1 février 2014

La Pieta Rondanini L'oeuvre ultime.

Il faut parcourir maintes salles, croiser des foules de Madones, des Saints en saintes conversations, des chevaliers en armure, un diable  sortant de sa boîte  avant de trouver la salle. Il faudra traverser une forêt de marbres, statues et gisants, avant de découvrir l'écrin qui l'isole de ce monde de l'achevé car elle est d'une autre nature, marbre à l'état de sable, flocons de neige sur fond de crépuscule, faible croissant de lune sous dans un ciel sans étoiles, elle est l'inachèvement, l'image de l'impuissance, de l'épuisement  de la création.
Lui, un scénographe un rien sadique a placé sa tête tourmentée sur une maigre étagère, sculpteur sans corps, sans bras, réduit à contempler l'oeuvre qu'il n'a pas, n'a pu achever.





Nous sommes en ces premiers  jours  de février 1564, l'hiver est rude même à Rome, il est vieux, il est seul, il a vu partir ses amis, son fidèle serviteur Urbino, il souffre de la terrible maladie qu'est la vieillesse,  le corps devient rebelle à la pensée refusant l'action.
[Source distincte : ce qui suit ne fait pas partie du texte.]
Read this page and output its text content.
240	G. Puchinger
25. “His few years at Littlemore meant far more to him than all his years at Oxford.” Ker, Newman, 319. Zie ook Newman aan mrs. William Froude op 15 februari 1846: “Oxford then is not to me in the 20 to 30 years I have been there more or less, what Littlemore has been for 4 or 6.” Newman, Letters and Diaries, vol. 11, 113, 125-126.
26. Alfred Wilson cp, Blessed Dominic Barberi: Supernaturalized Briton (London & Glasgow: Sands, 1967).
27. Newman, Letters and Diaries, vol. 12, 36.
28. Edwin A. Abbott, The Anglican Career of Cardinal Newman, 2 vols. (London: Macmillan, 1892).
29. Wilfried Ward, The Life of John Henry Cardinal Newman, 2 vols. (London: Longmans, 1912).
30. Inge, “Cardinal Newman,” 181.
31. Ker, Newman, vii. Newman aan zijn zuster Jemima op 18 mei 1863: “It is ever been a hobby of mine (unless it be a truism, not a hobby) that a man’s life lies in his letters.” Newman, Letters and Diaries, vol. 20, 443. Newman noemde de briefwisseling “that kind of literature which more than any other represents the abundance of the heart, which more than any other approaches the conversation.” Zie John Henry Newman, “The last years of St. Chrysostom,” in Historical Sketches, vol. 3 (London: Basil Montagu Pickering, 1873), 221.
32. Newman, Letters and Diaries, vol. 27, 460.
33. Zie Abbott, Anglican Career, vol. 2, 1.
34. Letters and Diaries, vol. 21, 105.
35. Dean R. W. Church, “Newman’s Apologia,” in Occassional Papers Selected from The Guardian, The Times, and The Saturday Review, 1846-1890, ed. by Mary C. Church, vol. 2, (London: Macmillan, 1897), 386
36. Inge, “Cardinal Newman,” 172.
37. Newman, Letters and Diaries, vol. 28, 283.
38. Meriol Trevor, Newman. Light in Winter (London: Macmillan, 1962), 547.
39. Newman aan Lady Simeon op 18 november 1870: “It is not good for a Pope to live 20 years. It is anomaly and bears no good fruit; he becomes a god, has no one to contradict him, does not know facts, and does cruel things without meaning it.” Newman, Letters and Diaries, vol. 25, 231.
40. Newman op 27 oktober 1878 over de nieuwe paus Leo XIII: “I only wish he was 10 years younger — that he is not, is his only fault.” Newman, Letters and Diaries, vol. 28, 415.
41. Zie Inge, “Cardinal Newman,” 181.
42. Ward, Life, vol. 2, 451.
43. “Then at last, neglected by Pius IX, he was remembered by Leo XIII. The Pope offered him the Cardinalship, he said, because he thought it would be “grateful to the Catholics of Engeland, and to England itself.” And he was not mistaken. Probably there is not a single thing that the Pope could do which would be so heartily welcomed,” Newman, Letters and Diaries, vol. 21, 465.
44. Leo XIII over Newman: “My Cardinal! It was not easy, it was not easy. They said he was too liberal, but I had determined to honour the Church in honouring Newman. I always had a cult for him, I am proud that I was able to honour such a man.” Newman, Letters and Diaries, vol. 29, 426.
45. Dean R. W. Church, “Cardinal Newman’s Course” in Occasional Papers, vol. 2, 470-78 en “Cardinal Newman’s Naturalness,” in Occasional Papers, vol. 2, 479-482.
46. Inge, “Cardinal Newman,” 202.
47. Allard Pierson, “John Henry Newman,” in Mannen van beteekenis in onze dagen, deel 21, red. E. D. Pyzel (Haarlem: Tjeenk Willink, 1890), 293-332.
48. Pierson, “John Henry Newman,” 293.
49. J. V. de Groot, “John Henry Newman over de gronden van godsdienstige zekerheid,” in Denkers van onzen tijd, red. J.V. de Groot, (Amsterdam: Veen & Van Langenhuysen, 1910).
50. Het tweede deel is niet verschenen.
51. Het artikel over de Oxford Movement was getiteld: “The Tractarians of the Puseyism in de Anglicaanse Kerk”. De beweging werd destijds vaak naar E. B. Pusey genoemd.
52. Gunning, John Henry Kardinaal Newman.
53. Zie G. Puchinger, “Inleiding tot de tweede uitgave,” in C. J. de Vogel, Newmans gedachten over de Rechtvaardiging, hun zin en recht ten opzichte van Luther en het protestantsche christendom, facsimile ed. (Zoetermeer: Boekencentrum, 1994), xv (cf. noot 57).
Pourtant cette nuit encore il coiffe  son étrange chapeau  de carton munie d'une bougie et se campe devant ce couple mère et fils, lui gisant glissant vers le tombeau elle le soudant à son corps comme dans un ultime refus de l'inéluctable.  Cette oeuvre ornera son tombeau puisqu'il a brisé la précédente par dépit, de rage de ne plus pouvoir, de ne plus savoir.


Il hésite, il ne sait plus,  il ne peut plus, il est loin le temps ou il faisait bondir des corps captifs triomphant du marbre, il travaille un peu ce torse sans muscles, cette tête qui lui ressemble puis abandonne. Elle restera ainsi étrangement émouvante.  
Le doigt divin de la Sixtine pince la flamme de la vie, s'élève une volute de fumée : Pièta dernière oeuvre de Michel-Ange.